No manslaughter charge for Millinocket teen

Posted March 26, 2009, at 4:01 p.m.
Last modified Feb. 13, 2011, at 11 a.m.

INDIAN PURCHASE 4 – A 19-year-old Millinocket man should not face homicide charges for the death of a Maine Maritime Academy student shot in the face at a North Twin Lake camp about two months ago, state’s Deputy Attorney General William Stokes said Thursday.

Though he had been drinking and his handling of his .40-caliber Glock handgun was somewhat questionable, Jordan Manzo legally owned the weapon and nothing he did with it when he accidentally shot Tyler Emerson on Jan. 18 warranted a manslaughter charge, the most likely crime committed, Stokes said.

No horseplay was involved in the weapon’s handling; and the three remaining witnesses swore that Manzo had taken steps to ensure that the gun was safe just before the incident.

“The whole issue for us is how did that round get chambered. We don’t know,” Stokes said Thursday. “We’re guessing, and part of the problem in my line of work is that you can’t guess. We can speculate what happened, but I really shouldn’t be speculating about something or base a criminal charge on speculation. I can’t do that. I shouldn’t do it.”

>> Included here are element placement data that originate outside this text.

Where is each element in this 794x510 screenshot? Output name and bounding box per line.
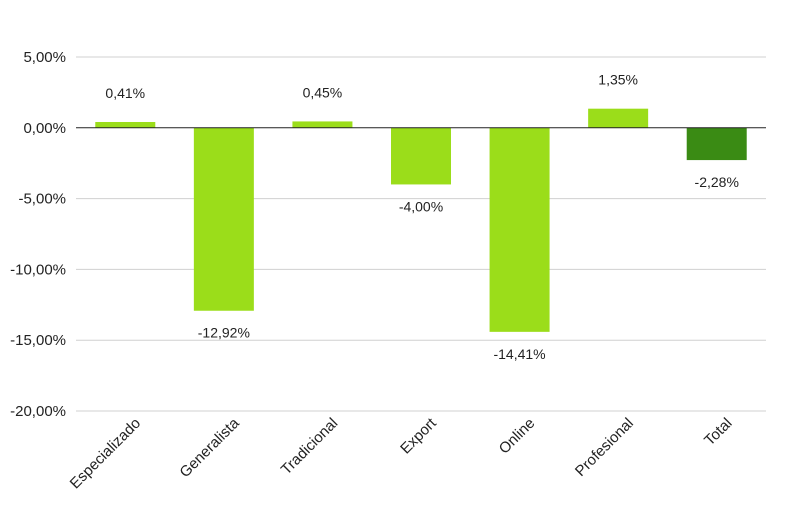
category-label: Tradicional <box>278 415 342 479</box>
bars <box>95 108 747 332</box>
category-label: Profesional <box>572 415 637 480</box>
category-label: Total <box>701 415 735 449</box>
data-label: -14,41% <box>493 346 545 362</box>
data-label: 0,41% <box>105 85 145 101</box>
category-label: Generalista <box>176 414 243 481</box>
data-label: -2,28% <box>695 174 739 190</box>
data-label: -4,00% <box>399 198 443 214</box>
bar-profesional <box>588 108 649 128</box>
bar-tradicional <box>292 121 353 128</box>
bar-online <box>489 127 550 332</box>
category-label: Export <box>397 414 440 457</box>
y-tick-label: -10,00% <box>10 261 66 278</box>
category-label: Especializado <box>67 415 144 492</box>
data-labels: 0,41% -12,92% 0,45% -4,00% -14,41% 1,35% -2,28… <box>105 72 738 362</box>
y-tick-label: 5,00% <box>23 49 66 66</box>
y-tick-label: -15,00% <box>10 332 66 349</box>
bar-total <box>686 127 747 161</box>
bar-generalista <box>193 127 254 311</box>
data-label: -12,92% <box>198 325 250 341</box>
y-tick-label: -20,00% <box>10 403 66 420</box>
category-label: Online <box>496 415 539 458</box>
data-label: 0,45% <box>303 84 343 100</box>
bar-especializado <box>95 121 156 128</box>
y-axis-tick-labels: 5,00% 0,00% -5,00% -10,00% -15,00% -20,00% <box>10 49 66 420</box>
bar-export <box>391 127 451 185</box>
gridlines <box>76 56 766 412</box>
data-label: 1,35% <box>598 72 638 88</box>
x-axis-category-labels: Especializado Generalista Tradicional Expor… <box>67 414 736 492</box>
y-tick-label: 0,00% <box>23 120 66 137</box>
y-tick-label: -5,00% <box>18 191 66 208</box>
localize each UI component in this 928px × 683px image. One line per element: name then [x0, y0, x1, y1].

Emerson, 19, of Millinocket, was shot in the cheek when Manzo’s handgun went off as Emerson handed it to Manzo, state police have said. The shooting occurred at the Manzo camp outside Millinocket during an overnight snowmobiling trip.

After the shooting, Manzo, his twin brother, Jared, and their friend John Wyman, 18, all of Millinocket, raced by snowmobiles and a vehicle to get Emerson to Millinocket Regional Hospital. Emerson was pronounced dead at the hospital shortly thereafter, state police said.

Issued in a four-page letter to state police Detective Darryl Peary dated March 19, Stokes’ ruling leaves open the possibility that the Manzos and Wyman could face other, lesser criminal charges in connection with the incident, such as for underage drinking, Stokes said.

The three were drinking beer that night but they were not legally intoxicated. Blood-alcohol content evaluations of the four teens taken at 4 a.m., within four hours of the incident, showed that Jordan Manzo had a reading of .04; Tyler, .038; Jared, .002. Wyman had no alcohol in his bloodstream, Stokes’ letter said.

In Maine, legal intoxication occurs at .08.

As an attorney general, Stokes is charged only with reviewing cases to see whether the application of murder or related homicide charges is warranted. He will send a copy to Penobscot County District Attorney R. Christopher Almy for review, he said.